“There are people both inside and outside the party who are looking to split it apart,” Slotkin told Politico in a story posted Friday, the last in a series chronicling her bid to keep her Michigan district straddling Detroit’s suburbs and Lansing.
“And that’s the least strategic thing I can think of — it’s handing these anti-democratic forces that I’m so concerned about a gift,” she said. “While I disagree with a lot of people in my party, I still have a lot in common with them. And it would be what we call in Yiddish, a shanda, a shame, a deep shame, if internal politics led to a strategic opening for these completely anti-democratic forces. ”
Slotkin and several others who flipped Republican seats in 2018 kept their districts, but many others are out; Republicans have gained at least 15 seats this election, although Democrats have maintained the majority.

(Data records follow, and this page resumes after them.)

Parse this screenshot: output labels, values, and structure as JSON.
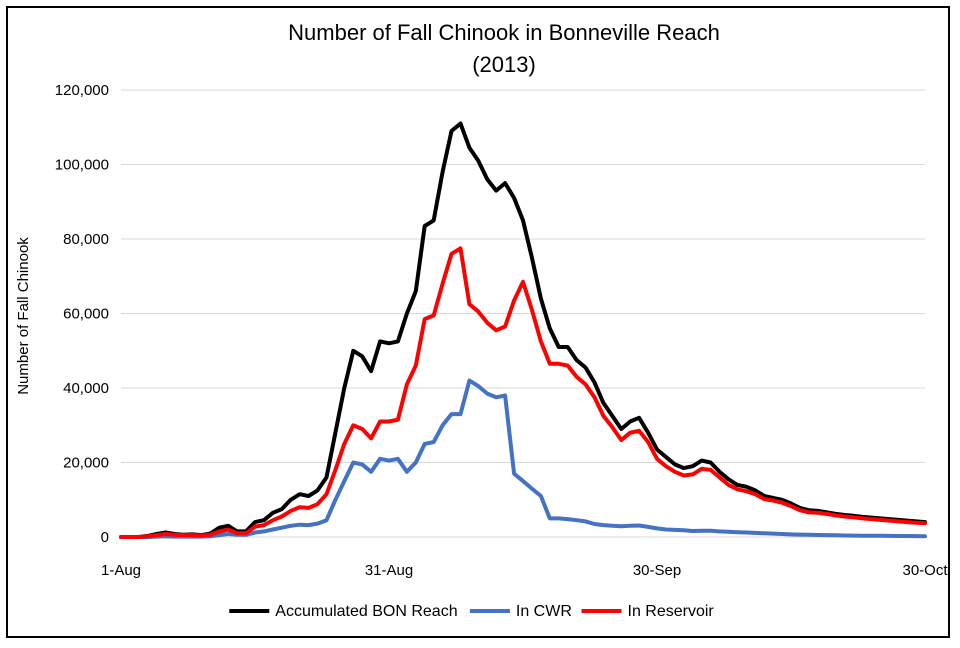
{
  "chart_data": {
    "type": "line",
    "title": "Number of Fall Chinook in Bonneville Reach",
    "subtitle": "(2013)",
    "xlabel": "",
    "ylabel": "Number of Fall Chinook",
    "xlim": [
      0,
      90
    ],
    "ylim": [
      0,
      120000
    ],
    "y_ticks": [
      0,
      20000,
      40000,
      60000,
      80000,
      100000,
      120000
    ],
    "y_tick_labels": [
      "0",
      "20,000",
      "40,000",
      "60,000",
      "80,000",
      "100,000",
      "120,000"
    ],
    "x_ticks": [
      0,
      30,
      60,
      90
    ],
    "x_tick_labels": [
      "1-Aug",
      "31-Aug",
      "30-Sep",
      "30-Oct"
    ],
    "grid": true,
    "legend_position": "bottom",
    "series": [
      {
        "name": "Accumulated BON Reach",
        "color": "#000000",
        "x": [
          0,
          1,
          2,
          3,
          4,
          5,
          6,
          7,
          8,
          9,
          10,
          11,
          12,
          13,
          14,
          15,
          16,
          17,
          18,
          19,
          20,
          21,
          22,
          23,
          24,
          25,
          26,
          27,
          28,
          29,
          30,
          31,
          32,
          33,
          34,
          35,
          36,
          37,
          38,
          39,
          40,
          41,
          42,
          43,
          44,
          45,
          46,
          47,
          48,
          49,
          50,
          51,
          52,
          53,
          54,
          55,
          56,
          57,
          58,
          59,
          60,
          61,
          62,
          63,
          64,
          65,
          66,
          67,
          68,
          69,
          70,
          71,
          72,
          73,
          74,
          75,
          76,
          77,
          78,
          79,
          80,
          81,
          82,
          83,
          84,
          85,
          86,
          87,
          88,
          89,
          90
        ],
        "values": [
          0,
          0,
          0,
          300,
          800,
          1200,
          800,
          600,
          700,
          500,
          900,
          2500,
          3000,
          1500,
          1500,
          4000,
          4500,
          6500,
          7500,
          10000,
          11500,
          11000,
          12500,
          16000,
          28000,
          40000,
          50000,
          48500,
          44500,
          52500,
          52000,
          52500,
          60000,
          66000,
          83500,
          85000,
          98000,
          109000,
          111000,
          104500,
          101000,
          96000,
          93000,
          95000,
          91000,
          85000,
          75000,
          64000,
          56000,
          51000,
          51000,
          47500,
          45500,
          41500,
          36000,
          32500,
          29000,
          31000,
          32000,
          28000,
          23500,
          21500,
          19500,
          18500,
          19000,
          20500,
          20000,
          17500,
          15500,
          14000,
          13500,
          12500,
          11000,
          10500,
          10000,
          9000,
          7800,
          7200,
          7000,
          6600,
          6200,
          5900,
          5700,
          5400,
          5200,
          5000,
          4800,
          4600,
          4400,
          4200,
          4000
        ]
      },
      {
        "name": "In CWR",
        "color": "#4472c4",
        "x": [
          0,
          1,
          2,
          3,
          4,
          5,
          6,
          7,
          8,
          9,
          10,
          11,
          12,
          13,
          14,
          15,
          16,
          17,
          18,
          19,
          20,
          21,
          22,
          23,
          24,
          25,
          26,
          27,
          28,
          29,
          30,
          31,
          32,
          33,
          34,
          35,
          36,
          37,
          38,
          39,
          40,
          41,
          42,
          43,
          44,
          45,
          46,
          47,
          48,
          49,
          50,
          51,
          52,
          53,
          54,
          55,
          56,
          57,
          58,
          59,
          60,
          61,
          62,
          63,
          64,
          65,
          66,
          67,
          68,
          69,
          70,
          71,
          72,
          73,
          74,
          75,
          76,
          77,
          78,
          79,
          80,
          81,
          82,
          83,
          84,
          85,
          86,
          87,
          88,
          89,
          90
        ],
        "values": [
          0,
          0,
          0,
          0,
          100,
          200,
          100,
          100,
          100,
          100,
          200,
          500,
          800,
          600,
          600,
          1200,
          1500,
          2000,
          2500,
          3000,
          3300,
          3200,
          3600,
          4500,
          10000,
          15000,
          20000,
          19500,
          17500,
          21000,
          20500,
          21000,
          17500,
          20000,
          25000,
          25500,
          30000,
          33000,
          33000,
          42000,
          40500,
          38500,
          37500,
          38000,
          17000,
          15000,
          13000,
          11000,
          5000,
          5000,
          4800,
          4500,
          4200,
          3500,
          3200,
          3000,
          2900,
          3000,
          3100,
          2700,
          2300,
          2000,
          1900,
          1800,
          1600,
          1700,
          1700,
          1500,
          1400,
          1300,
          1200,
          1100,
          1000,
          900,
          800,
          700,
          650,
          600,
          550,
          500,
          450,
          400,
          380,
          360,
          340,
          320,
          300,
          280,
          260,
          240,
          220
        ]
      },
      {
        "name": "In Reservoir",
        "color": "#ff0000",
        "x": [
          0,
          1,
          2,
          3,
          4,
          5,
          6,
          7,
          8,
          9,
          10,
          11,
          12,
          13,
          14,
          15,
          16,
          17,
          18,
          19,
          20,
          21,
          22,
          23,
          24,
          25,
          26,
          27,
          28,
          29,
          30,
          31,
          32,
          33,
          34,
          35,
          36,
          37,
          38,
          39,
          40,
          41,
          42,
          43,
          44,
          45,
          46,
          47,
          48,
          49,
          50,
          51,
          52,
          53,
          54,
          55,
          56,
          57,
          58,
          59,
          60,
          61,
          62,
          63,
          64,
          65,
          66,
          67,
          68,
          69,
          70,
          71,
          72,
          73,
          74,
          75,
          76,
          77,
          78,
          79,
          80,
          81,
          82,
          83,
          84,
          85,
          86,
          87,
          88,
          89,
          90
        ],
        "values": [
          0,
          0,
          0,
          200,
          500,
          800,
          600,
          500,
          500,
          400,
          600,
          1500,
          2000,
          1000,
          1000,
          2800,
          3200,
          4500,
          5500,
          7000,
          8000,
          7800,
          8800,
          11500,
          18000,
          25000,
          30000,
          29000,
          26500,
          31000,
          31000,
          31500,
          41000,
          46000,
          58500,
          59500,
          68000,
          76000,
          77500,
          62500,
          60500,
          57500,
          55500,
          56500,
          63500,
          68500,
          61000,
          52500,
          46500,
          46500,
          46000,
          43000,
          41000,
          37500,
          32500,
          29500,
          26000,
          28000,
          28500,
          25500,
          21000,
          19000,
          17500,
          16500,
          16800,
          18300,
          18000,
          16000,
          14000,
          12800,
          12300,
          11500,
          10200,
          9800,
          9200,
          8300,
          7200,
          6600,
          6500,
          6200,
          5800,
          5500,
          5300,
          5000,
          4800,
          4600,
          4400,
          4200,
          4000,
          3800,
          3700
        ]
      }
    ]
  }
}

Slotkin, a moderate who was elected after a long career in the national security sector later told the Jewish Democratic Council of America that she was proud to use the Yiddishism.
“There was a Politico article out today,” she said in the Zoom call. “We did like a series for Politico, and in my district, we have less than 4000 Jews, we have a very small Jewish community, but I got the word Shanda into that article, and then they had to explain it, including the journalist who never heard it, and so I feel I’m doing my part to further the culture of the Jewish people.”